Multisystem Inflammatory Syndrome in Children (MIS-C) is described as a set of life-threatening clinical symptoms arising secondary to an inflammatory response triggered by SARS-CoV-2 infection, typically manifesting 25 days after initial symptom onset. Considerations for diagnosis include age < 21, fever, laboratory evidence of inflammation, and previous SARS-CoV-2 exposure or infection. MIS-C presents similarly to endemic or murine Typhus caused by Rickettsia typhi. Both pathologies present with Kawasaki's Disease-like features of fever, rash, conjunctivitis, and lymphadenopathy. Additional shared non-specific symptoms include headache, pharyngitis, abdominal pain, and diarrhea. Furthermore, they share similar inflammatory markers and laboratory values, including elevated ESR, elevated ALT, and anemia.
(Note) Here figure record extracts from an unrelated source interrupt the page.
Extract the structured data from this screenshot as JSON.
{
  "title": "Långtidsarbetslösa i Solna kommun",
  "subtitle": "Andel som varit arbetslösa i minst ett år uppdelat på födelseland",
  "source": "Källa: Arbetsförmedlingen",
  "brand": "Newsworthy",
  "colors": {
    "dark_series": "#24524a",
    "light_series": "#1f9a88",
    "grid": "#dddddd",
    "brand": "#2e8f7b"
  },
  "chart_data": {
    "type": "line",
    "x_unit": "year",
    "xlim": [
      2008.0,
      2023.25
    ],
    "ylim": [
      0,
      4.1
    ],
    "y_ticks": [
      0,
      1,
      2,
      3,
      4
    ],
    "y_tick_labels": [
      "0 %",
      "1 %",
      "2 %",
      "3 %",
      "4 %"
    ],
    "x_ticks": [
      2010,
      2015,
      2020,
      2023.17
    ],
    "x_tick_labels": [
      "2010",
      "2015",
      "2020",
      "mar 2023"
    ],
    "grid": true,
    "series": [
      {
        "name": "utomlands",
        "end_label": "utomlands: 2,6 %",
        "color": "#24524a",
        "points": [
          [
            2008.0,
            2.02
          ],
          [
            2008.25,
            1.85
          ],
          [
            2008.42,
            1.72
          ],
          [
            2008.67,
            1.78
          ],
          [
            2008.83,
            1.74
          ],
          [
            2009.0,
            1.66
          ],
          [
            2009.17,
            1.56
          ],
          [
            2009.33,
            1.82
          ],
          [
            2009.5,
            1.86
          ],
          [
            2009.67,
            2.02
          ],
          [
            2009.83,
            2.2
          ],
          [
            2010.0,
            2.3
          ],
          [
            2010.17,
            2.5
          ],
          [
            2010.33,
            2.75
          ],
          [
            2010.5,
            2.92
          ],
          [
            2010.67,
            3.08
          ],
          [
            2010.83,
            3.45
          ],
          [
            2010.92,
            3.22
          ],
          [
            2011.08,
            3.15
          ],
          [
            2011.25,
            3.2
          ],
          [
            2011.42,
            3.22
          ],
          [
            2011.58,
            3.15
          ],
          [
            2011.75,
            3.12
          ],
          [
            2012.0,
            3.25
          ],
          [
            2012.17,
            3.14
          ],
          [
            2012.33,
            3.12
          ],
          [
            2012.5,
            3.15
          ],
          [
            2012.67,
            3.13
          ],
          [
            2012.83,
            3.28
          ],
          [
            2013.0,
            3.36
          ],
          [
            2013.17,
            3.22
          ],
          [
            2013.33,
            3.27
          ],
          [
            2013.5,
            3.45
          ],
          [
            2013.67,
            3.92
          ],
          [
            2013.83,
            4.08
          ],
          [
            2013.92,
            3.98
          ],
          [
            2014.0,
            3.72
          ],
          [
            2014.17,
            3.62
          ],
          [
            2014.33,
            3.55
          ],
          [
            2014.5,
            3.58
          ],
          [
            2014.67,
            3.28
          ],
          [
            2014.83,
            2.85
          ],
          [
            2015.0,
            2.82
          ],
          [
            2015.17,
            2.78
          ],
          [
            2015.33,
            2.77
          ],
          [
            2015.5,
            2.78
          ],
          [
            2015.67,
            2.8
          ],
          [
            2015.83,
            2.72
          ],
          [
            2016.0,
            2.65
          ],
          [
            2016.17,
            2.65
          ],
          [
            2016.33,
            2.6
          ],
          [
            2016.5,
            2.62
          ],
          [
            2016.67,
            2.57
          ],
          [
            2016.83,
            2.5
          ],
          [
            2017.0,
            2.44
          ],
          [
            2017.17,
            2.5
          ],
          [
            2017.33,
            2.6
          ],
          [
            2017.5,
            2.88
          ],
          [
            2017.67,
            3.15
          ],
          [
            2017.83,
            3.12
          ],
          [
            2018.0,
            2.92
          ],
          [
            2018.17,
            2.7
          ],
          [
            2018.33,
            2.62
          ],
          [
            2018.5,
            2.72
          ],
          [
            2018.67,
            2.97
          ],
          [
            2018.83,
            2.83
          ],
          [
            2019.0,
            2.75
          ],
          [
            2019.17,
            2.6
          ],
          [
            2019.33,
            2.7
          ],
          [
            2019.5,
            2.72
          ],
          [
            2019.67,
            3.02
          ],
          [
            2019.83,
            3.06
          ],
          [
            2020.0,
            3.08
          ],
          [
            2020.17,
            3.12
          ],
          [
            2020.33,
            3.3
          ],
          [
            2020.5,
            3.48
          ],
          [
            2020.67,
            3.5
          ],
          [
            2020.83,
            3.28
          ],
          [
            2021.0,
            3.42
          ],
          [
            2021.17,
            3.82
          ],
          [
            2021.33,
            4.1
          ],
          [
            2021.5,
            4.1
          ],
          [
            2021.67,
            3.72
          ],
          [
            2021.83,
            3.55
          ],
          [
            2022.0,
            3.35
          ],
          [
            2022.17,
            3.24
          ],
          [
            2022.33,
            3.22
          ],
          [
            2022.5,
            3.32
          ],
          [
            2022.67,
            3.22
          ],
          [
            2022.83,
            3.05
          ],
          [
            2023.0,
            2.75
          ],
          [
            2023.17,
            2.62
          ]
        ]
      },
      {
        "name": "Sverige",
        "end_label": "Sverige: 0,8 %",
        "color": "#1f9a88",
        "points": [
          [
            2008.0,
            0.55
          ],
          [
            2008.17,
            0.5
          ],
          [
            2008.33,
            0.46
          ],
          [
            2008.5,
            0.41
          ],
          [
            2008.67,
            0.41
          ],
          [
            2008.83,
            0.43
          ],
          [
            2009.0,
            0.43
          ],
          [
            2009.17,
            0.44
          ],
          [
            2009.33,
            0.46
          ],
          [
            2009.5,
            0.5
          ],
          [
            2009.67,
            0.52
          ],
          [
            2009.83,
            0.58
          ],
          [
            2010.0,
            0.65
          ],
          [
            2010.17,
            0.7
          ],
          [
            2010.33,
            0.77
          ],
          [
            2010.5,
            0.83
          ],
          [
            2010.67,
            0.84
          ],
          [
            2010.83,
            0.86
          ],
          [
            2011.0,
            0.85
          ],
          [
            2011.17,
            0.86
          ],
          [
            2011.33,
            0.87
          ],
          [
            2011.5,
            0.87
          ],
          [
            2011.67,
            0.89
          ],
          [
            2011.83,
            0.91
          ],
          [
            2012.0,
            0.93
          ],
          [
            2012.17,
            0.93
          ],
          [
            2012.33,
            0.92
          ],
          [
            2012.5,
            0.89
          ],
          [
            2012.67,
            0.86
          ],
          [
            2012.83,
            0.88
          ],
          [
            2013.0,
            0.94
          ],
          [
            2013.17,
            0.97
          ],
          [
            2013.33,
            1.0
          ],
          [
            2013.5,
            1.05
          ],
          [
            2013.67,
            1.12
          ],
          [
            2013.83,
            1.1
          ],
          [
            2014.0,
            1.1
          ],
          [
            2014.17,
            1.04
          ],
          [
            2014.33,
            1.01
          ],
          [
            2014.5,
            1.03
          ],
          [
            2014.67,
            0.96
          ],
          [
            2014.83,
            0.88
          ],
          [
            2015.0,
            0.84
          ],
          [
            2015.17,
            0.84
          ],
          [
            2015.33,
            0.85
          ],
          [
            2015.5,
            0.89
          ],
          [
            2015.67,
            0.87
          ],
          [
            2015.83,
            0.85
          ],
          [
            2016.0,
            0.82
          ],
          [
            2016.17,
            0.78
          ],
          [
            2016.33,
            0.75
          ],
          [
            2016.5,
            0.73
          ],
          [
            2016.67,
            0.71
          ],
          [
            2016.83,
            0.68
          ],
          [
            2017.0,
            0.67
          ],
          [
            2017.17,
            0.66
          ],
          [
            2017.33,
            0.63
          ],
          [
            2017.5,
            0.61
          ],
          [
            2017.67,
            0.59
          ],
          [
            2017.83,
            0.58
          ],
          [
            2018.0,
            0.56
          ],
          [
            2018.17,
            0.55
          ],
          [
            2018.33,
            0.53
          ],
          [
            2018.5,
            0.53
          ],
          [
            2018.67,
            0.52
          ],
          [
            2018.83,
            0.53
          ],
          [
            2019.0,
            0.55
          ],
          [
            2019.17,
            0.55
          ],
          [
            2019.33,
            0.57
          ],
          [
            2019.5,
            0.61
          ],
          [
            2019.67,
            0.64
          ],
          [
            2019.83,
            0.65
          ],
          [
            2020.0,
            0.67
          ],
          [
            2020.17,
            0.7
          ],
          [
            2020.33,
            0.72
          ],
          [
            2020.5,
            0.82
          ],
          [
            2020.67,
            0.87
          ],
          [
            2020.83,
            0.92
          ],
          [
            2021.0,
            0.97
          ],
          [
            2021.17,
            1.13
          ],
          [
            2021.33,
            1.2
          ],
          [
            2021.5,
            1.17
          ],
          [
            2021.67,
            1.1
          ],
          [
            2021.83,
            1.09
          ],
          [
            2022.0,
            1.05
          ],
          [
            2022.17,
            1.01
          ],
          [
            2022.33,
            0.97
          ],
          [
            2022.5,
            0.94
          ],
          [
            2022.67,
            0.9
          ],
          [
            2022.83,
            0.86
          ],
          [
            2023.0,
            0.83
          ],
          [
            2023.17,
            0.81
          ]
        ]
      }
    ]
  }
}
Here, we report a case of MIS-C initially misdiagnosed as murine Typhus. A 15-year-old male presented with symptoms of murine Typhus to a hospital in an endemic region. Due to a positive Rickettsia panel, doxycycline was initiated to treat suspected murine Typhus. The patient did not improve, and additional differential diagnoses were considered. Clinical suspicion for MIS-C was heightened due to self-reported history of COVID-19 infection one month prior. Anti-inflammatory treatment with intravenous immune globulin, methylprednisolone, and anakinra was initiated to symptomatically treat MIS-C. This therapeutic regimen resulted in patient stabilization and discharge, thus corroborating diagnosis of MIS-C. Due to the shared clinical manifestations of murine Typhus and MIS-C secondary to COVID-19, we recommend MIS-C as a differential for a patient presenting with characteristic symptoms.